An international feast of thanks

Living abroad means that family traditions are challenging to keep, well, traditional.  With friends from more countries than I have ever visited (though I hope to travel to them all throughout my lifetime), my appreciation for different cultures has greatly expanded.  My appreciation for different tastes has also matured.

Growing up, I was never one to get excited about the typical Thanksgiving spread of turkey (too dry), gravy (too rich), mashed potatoes (too starchy), candied yams (too sweet), pumpkin pie (too earthy), and whatever else was on the table.  [I don’t recall the menu because I only ate the bread stuffing — if it was baked in a pan and not actually stuffed inside the turkey.]  Flash forward to my years in Singapore and I gladly took bits of each of the traditional Thanksgiving dishes as the experience made me feel closer to home.

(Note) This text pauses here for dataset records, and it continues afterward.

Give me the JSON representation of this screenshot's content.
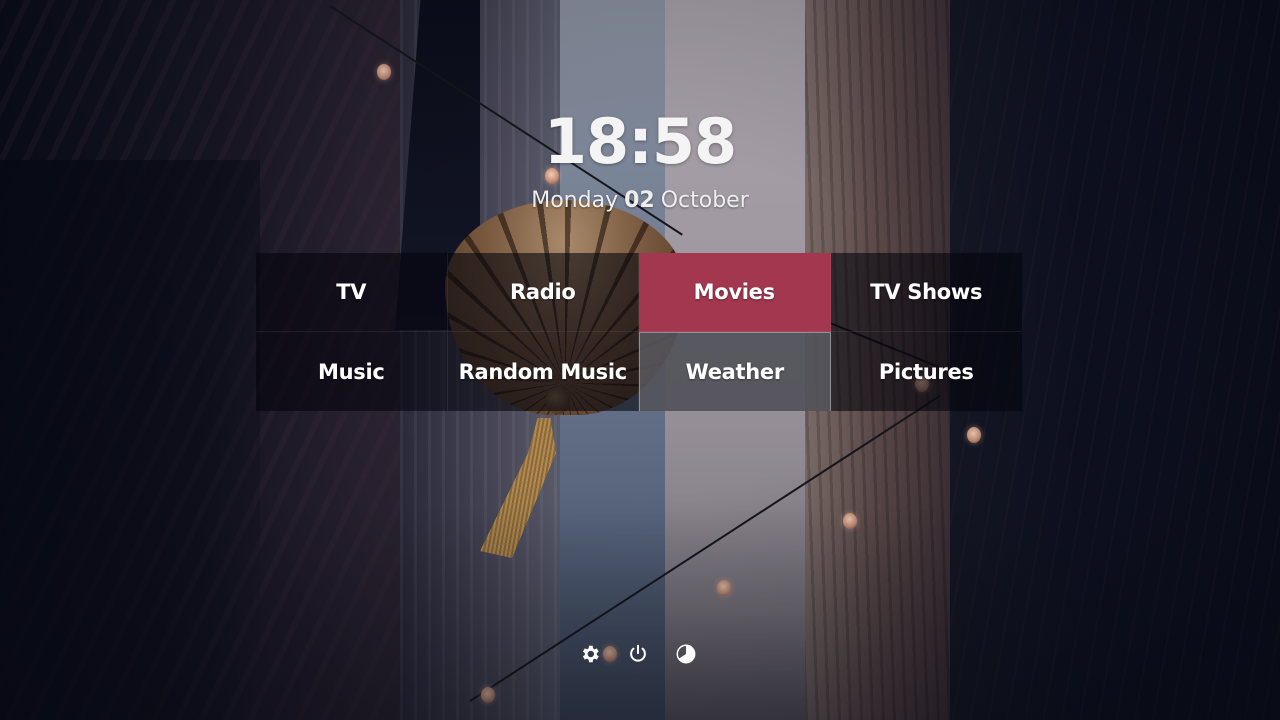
{
  "clock": {
    "time": "18:58",
    "weekday": "Monday",
    "day": "02",
    "month": "October"
  },
  "menu": {
    "selected": "Movies",
    "accent_color": "#A3374F",
    "items": [
      {
        "label": "TV",
        "icon": "tv-icon"
      },
      {
        "label": "Radio",
        "icon": "radio-icon"
      },
      {
        "label": "Movies",
        "icon": "movies-icon"
      },
      {
        "label": "TV Shows",
        "icon": "tv-shows-icon"
      },
      {
        "label": "Music",
        "icon": "music-icon"
      },
      {
        "label": "Random Music",
        "icon": "random-music-icon"
      },
      {
        "label": "Weather",
        "icon": "weather-icon"
      },
      {
        "label": "Pictures",
        "icon": "pictures-icon"
      }
    ]
  },
  "bottom_bar": {
    "buttons": [
      {
        "name": "settings",
        "icon": "gear-icon"
      },
      {
        "name": "power",
        "icon": "power-icon"
      },
      {
        "name": "theme",
        "icon": "contrast-icon"
      }
    ]
  }
}
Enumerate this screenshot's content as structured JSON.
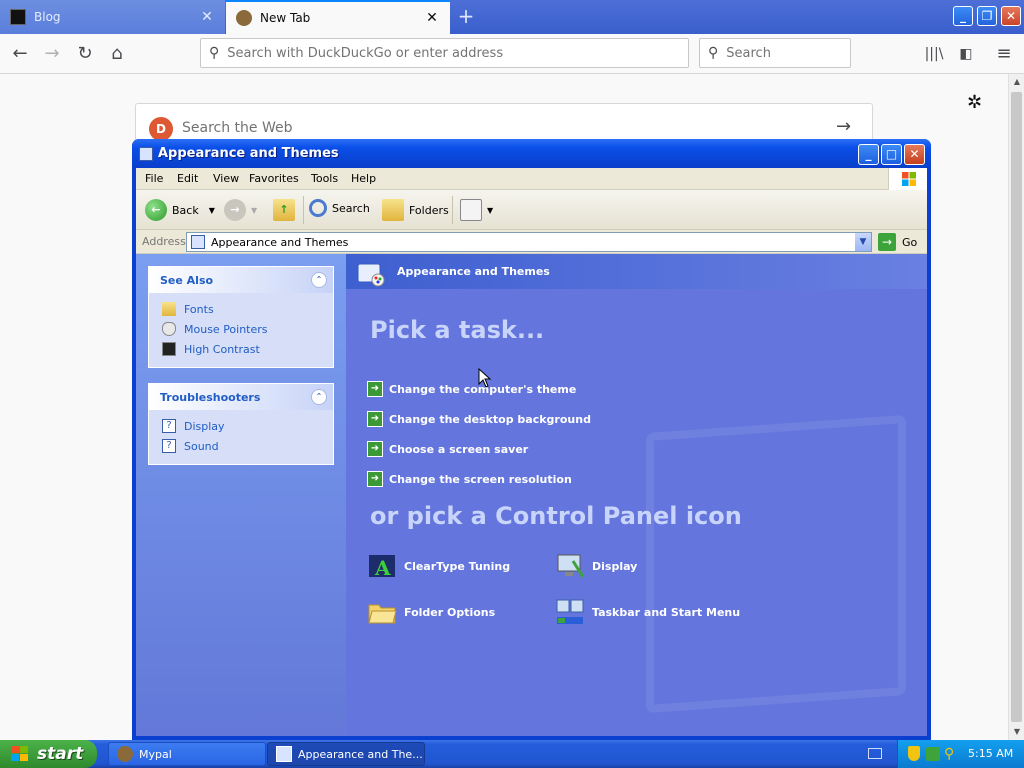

This year we were blessed with two Thanksgiving dinners, both potluck style, which means everyone brings a dish to share.  At the first dinner, approximately half of us were American, yet there was still no turkey and no pumpkin pie.  I gladly filled my plate full of the still-western-style foods.  At the second dinner, there were 15 countries represented.  Here we had a myriad of flavors, from pork bulgogi and curry chicken to guacamole and fried plantains — along with turkey and bread stuffing.  It was remarkable and even more delicious.  Many of the attendees had never celebrated Thanksgiving before but they were thankful for being included in the festivities.

Thanksgiving isn’t just an American and Canadian holiday; giving thanks is recognizing the blessings in our lives regardless of the country or the day.  We can give thanks every day.  Voicing our thanks humbles us and reminds us of the love and care that surrounds each of us.